Mexicans, Guatemalans, and others risk their lives and limbs to come into America for a reason - and that reason is jobs. That there are desperate immigrants, who prefer to die in the desert than to continue to try to subsist in their homelands, is a damning indictment of the social and economic organization of Latin American countries. That said, the law is the law; there are legal channels for immigration available, and any individual who tries to take extra-legal shortcuts should expect to be deported.

But that doesn't preclude going full-tilt after the employers of illegal immigrants.

Why is there resistance to taking this approach?

Well, for these employers, illegal immigrants are a major cash cow. It's a limitless labor pool that will work for virtually nothing, with no benefits. It's a workforce of non-citizens with no legal rights under American law, and who can be easily deported should they make a fuss. It's a docile group of employees that lives in constant fear of being discovered and deported - a club the employers wield with extreme effectiveness.

If your flock of illegals does happen to get deported, that's not much of a problem - you just wait for the next wave to come in, and simply keep on going as before. This situation will continue as long as there's no political will to punish businesses who hire illegals.
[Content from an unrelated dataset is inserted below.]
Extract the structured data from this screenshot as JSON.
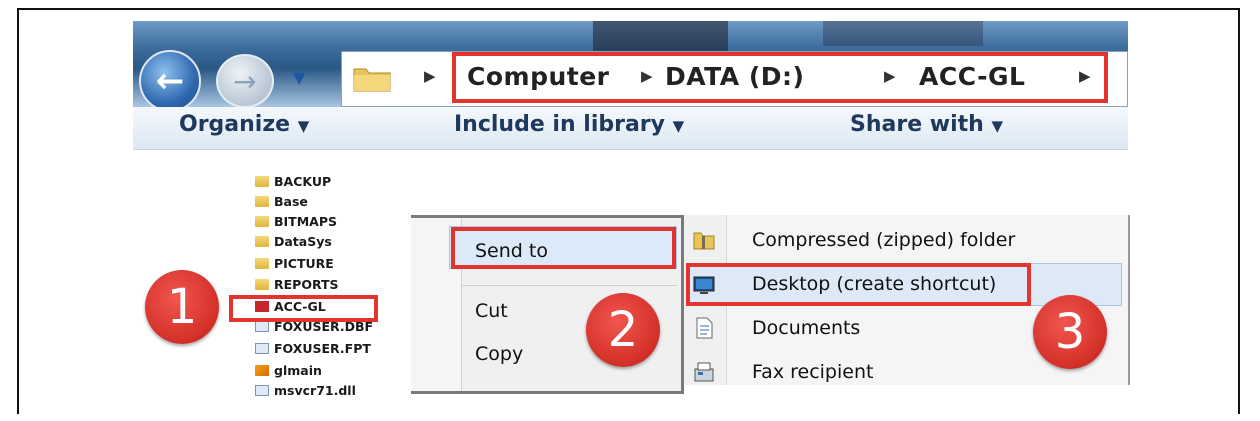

And, of course, many of these employers of illegals are major Republican contributors. The GOP isn't going to upset that applecart.

The Republicans have signaled that they intend to make immigrants the Scapegoats of Choice for 2006, just like gay people filled that role in 2004.

So, as they do with so many other things, our Republican-dominated government will pretend to attack the problem, when, in reality, all they do is attack the symptom in a visible way, going after those who have the least amount of power.

They'll tighten the borders. They'll stage occasional well-publicized raids on illegals. They'll cite statistics proving the "effectiveness" of the crackdown. But they won't do anything to the employers - just slap a few token fines here and there, while looking the other way as the revolving door continues to turn.

And there is hardly any mention of the single best long-term approach to put an end to this problem - improving living standards in Mexico and Central America. It's been over a decade since NAFTA was implemented, and the agreement has done diddly to make life more bearable for the Mexican laborer.

Now we've added CAFTA to the pile of economic treaties that look good on paper but will accomplish very little to improve the lot of the average wage-earner in Central America. Look for an even more massive exodus to the north.

So the next time you hear a politician - of either party - thump his chest about "getting tough on illegal immigrants," you might want to make take note and see if he is equally enthusiastic about cracking down on those who hire these illegals.

Because, until the employers are dealt with, no anti-illegal-immigration policy is worth taking seriously.